Being an expert shaman, Citlali already knows all final colors — her goal is to verify Ororon's work. Of course, Ororon also hates tedious painting, so help him determine the final color of every vertex after processing all $$$m$$$ operations in order.

$$$^{\text{∗}}$$$The subtree of a vertex $$$u$$$ is the set of all vertices that pass through $$$u$$$ on a simple path to the root.

Input

Each test has multiple test cases. The first line contains one integer $$$t$$$ ($$$1\le t\le 10^4$$$) — the number of test cases. The description of each test case follows.

The first line of each test case contains two integers $$$n$$$ and $$$m$$$ ($$$1\le n\le 4\cdot 10^5$$$, $$$1\le m\le 2\cdot 10^5$$$).

The second line of each test case contains $$$n$$$ integers $$$a_1,a_2,\cdots,a_n$$$ ($$$1\le a_i\le 10^6$$$) — the initial color of each vertex.

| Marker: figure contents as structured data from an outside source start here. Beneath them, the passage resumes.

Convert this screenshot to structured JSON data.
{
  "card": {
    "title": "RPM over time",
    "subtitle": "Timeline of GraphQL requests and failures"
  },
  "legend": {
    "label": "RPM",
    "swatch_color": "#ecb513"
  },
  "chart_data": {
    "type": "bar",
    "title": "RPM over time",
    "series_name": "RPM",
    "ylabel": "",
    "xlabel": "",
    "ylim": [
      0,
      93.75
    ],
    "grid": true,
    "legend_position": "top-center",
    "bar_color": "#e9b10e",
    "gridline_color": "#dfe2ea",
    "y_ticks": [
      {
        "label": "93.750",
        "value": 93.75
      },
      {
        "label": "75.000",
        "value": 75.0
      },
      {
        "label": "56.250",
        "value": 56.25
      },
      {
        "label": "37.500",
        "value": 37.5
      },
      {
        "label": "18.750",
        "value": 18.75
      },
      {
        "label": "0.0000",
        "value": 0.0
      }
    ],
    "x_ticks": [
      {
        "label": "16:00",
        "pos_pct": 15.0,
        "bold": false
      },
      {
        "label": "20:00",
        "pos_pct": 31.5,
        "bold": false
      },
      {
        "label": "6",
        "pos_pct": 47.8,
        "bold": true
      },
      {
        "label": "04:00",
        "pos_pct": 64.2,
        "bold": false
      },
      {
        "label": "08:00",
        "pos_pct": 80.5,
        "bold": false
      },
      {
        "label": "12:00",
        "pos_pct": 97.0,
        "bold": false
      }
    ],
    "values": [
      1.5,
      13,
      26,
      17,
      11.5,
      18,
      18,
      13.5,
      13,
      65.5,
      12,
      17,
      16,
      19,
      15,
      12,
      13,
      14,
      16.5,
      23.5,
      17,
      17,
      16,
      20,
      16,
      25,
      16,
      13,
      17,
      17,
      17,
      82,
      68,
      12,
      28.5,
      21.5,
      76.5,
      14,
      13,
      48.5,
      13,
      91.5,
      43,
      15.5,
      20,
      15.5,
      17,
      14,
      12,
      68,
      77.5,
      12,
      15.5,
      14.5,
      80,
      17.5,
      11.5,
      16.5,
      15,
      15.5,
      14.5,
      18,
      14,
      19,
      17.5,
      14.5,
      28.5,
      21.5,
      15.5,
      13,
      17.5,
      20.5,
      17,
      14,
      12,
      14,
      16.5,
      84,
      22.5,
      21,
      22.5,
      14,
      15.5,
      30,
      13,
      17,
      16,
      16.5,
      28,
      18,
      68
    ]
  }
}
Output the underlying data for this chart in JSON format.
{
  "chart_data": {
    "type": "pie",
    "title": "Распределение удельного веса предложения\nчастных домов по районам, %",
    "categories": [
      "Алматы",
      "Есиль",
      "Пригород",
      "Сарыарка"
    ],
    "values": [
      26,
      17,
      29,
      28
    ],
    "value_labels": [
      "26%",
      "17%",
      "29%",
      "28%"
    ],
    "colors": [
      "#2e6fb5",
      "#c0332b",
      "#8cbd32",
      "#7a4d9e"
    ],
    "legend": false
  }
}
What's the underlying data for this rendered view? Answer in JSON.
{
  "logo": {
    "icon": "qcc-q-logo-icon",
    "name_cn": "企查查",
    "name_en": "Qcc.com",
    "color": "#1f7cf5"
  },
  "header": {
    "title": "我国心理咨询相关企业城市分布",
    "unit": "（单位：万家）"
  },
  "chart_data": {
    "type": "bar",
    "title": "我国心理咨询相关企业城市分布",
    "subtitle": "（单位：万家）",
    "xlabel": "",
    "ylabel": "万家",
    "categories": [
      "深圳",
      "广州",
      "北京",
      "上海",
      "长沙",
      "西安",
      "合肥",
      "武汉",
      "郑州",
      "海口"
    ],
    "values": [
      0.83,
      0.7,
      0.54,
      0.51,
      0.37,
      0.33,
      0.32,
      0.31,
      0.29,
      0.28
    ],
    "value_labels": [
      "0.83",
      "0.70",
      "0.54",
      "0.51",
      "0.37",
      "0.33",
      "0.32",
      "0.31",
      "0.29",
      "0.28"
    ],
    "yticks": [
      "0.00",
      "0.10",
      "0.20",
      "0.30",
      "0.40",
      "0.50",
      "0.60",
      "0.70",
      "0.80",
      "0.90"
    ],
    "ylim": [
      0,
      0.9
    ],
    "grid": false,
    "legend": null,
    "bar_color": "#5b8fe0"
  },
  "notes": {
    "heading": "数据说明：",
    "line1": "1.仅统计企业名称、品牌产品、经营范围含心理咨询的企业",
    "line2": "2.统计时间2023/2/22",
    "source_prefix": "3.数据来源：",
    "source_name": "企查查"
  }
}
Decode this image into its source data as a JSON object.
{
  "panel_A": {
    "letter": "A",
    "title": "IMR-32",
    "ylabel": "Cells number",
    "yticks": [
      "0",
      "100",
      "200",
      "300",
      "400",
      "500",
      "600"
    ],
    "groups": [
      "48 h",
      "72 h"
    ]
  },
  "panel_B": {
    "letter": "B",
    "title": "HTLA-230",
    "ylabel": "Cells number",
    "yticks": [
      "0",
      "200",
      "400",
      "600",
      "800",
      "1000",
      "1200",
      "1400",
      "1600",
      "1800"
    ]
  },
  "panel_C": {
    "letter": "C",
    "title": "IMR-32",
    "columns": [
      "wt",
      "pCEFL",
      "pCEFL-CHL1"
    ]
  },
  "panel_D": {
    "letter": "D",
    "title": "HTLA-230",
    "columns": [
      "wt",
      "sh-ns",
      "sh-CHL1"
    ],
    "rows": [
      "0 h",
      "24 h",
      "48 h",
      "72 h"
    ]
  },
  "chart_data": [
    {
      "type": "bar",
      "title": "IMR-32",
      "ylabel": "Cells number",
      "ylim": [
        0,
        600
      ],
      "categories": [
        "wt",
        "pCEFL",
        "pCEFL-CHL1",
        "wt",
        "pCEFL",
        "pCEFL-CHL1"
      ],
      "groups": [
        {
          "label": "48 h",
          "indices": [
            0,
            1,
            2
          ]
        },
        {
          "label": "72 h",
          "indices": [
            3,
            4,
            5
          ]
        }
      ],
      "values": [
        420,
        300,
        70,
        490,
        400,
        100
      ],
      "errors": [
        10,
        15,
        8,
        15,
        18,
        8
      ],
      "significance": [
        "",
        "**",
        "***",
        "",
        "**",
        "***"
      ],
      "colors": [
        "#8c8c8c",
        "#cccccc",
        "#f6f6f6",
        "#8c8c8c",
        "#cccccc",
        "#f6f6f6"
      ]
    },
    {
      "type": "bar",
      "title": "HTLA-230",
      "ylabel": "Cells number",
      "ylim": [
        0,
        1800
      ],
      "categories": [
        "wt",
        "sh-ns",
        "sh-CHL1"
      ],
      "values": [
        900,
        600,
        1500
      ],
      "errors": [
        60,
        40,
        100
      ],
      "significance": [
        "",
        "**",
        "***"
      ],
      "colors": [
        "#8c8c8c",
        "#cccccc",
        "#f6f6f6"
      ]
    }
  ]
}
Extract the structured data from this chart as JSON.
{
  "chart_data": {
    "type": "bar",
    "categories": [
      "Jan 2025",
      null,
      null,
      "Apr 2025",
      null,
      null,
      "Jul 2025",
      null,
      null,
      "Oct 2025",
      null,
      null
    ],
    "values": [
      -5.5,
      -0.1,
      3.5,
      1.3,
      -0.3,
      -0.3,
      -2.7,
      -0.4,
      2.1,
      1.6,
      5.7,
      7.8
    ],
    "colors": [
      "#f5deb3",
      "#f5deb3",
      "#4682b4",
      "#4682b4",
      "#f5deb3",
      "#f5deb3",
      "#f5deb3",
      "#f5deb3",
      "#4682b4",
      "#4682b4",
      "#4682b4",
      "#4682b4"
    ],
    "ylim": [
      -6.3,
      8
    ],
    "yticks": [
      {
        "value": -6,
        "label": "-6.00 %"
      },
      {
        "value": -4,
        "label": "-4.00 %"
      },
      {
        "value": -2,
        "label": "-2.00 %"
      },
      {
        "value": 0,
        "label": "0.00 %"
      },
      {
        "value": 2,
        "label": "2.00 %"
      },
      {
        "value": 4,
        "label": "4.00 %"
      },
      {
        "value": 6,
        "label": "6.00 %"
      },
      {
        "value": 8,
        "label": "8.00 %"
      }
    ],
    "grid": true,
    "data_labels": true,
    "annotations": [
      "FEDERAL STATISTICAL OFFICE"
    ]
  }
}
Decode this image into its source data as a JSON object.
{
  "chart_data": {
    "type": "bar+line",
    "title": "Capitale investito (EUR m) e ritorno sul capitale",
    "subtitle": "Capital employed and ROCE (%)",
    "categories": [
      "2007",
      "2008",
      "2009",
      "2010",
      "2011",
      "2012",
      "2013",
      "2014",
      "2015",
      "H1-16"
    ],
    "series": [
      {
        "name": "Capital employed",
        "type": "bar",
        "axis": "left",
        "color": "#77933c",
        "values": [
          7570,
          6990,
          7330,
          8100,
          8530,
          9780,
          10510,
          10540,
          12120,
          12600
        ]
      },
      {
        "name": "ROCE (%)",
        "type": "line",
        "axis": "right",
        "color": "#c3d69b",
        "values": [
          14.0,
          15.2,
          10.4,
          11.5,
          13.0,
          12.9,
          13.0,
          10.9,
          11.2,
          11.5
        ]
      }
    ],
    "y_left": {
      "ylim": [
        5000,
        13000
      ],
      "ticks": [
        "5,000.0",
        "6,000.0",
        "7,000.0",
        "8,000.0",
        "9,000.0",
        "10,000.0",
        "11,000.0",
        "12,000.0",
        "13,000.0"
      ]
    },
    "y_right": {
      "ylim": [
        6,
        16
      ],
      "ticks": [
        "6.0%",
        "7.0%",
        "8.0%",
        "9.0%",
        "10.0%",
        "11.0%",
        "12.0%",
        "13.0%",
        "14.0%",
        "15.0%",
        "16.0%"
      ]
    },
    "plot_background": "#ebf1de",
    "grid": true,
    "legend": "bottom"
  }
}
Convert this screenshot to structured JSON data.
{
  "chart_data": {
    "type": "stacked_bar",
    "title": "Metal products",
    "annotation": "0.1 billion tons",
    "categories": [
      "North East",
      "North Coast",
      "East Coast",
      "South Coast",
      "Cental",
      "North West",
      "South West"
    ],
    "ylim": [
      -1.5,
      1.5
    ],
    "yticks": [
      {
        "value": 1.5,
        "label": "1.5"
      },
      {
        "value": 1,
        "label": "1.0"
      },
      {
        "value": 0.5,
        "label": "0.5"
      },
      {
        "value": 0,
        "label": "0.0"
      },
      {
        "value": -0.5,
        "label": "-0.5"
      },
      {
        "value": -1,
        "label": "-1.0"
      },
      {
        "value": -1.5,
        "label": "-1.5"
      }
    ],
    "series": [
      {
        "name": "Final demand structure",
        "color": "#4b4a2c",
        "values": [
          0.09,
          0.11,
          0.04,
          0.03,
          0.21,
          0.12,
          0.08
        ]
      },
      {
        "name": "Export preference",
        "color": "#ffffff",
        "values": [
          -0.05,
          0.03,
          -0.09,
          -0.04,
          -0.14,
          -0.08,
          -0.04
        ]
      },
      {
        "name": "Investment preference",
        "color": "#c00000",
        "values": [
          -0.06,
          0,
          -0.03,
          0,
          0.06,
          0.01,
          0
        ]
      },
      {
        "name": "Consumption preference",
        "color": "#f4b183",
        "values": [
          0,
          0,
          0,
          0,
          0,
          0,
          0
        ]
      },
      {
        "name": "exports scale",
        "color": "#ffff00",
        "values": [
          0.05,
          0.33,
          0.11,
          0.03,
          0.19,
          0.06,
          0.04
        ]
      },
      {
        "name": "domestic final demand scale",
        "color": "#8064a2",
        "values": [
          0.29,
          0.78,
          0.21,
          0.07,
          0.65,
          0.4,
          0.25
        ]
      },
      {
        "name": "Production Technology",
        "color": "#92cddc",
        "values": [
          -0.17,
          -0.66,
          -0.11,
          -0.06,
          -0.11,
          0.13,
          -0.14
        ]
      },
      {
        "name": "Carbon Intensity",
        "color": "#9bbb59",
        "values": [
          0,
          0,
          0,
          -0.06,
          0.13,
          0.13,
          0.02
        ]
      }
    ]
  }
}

The $$$i$$$-th line of the following $$$n-1$$$ lines contains two integers $$$x_i$$$ and $$$y_i$$$ ($$$1\le x_i, y_i\le n$$$), describing an edge between vertex $$$x_i$$$ and $$$y_i$$$. It is guaranteed that these edges form a tree.

The $$$i$$$-th line of the following $$$m$$$ lines contains four integers $$$op_i$$$, $$$u_i$$$, $$$v_i$$$ and $$$c_i$$$ ($$$1\le op_i\le 2$$$, $$$1\le u_i,v_i \le n$$$, $$$1\le c_i\le 10^6$$$) — the type of the $$$i$$$-th operation and its parameters.

It is guaranteed that the sum of $$$n$$$ over all test cases doesn't exceed $$$4\cdot 10^5$$$, and the sum of $$$m$$$ over all test cases doesn't exceed $$$2\cdot10^5$$$.

Output

For each test case, output $$$n$$$ integers — the final color of each vertex.

Example
Input
2
1 2
1
1 1 1 4
2 1 1 5
8 4
1 2 3 4 5 6 7 8
8 1
6 7
4 6
7 5
3 2
5 2
5 1
2 4 4 5
1 3 4 6
1 1 7 2
2 5 6 1
Output
5
1 1 1 6 1 6 2 1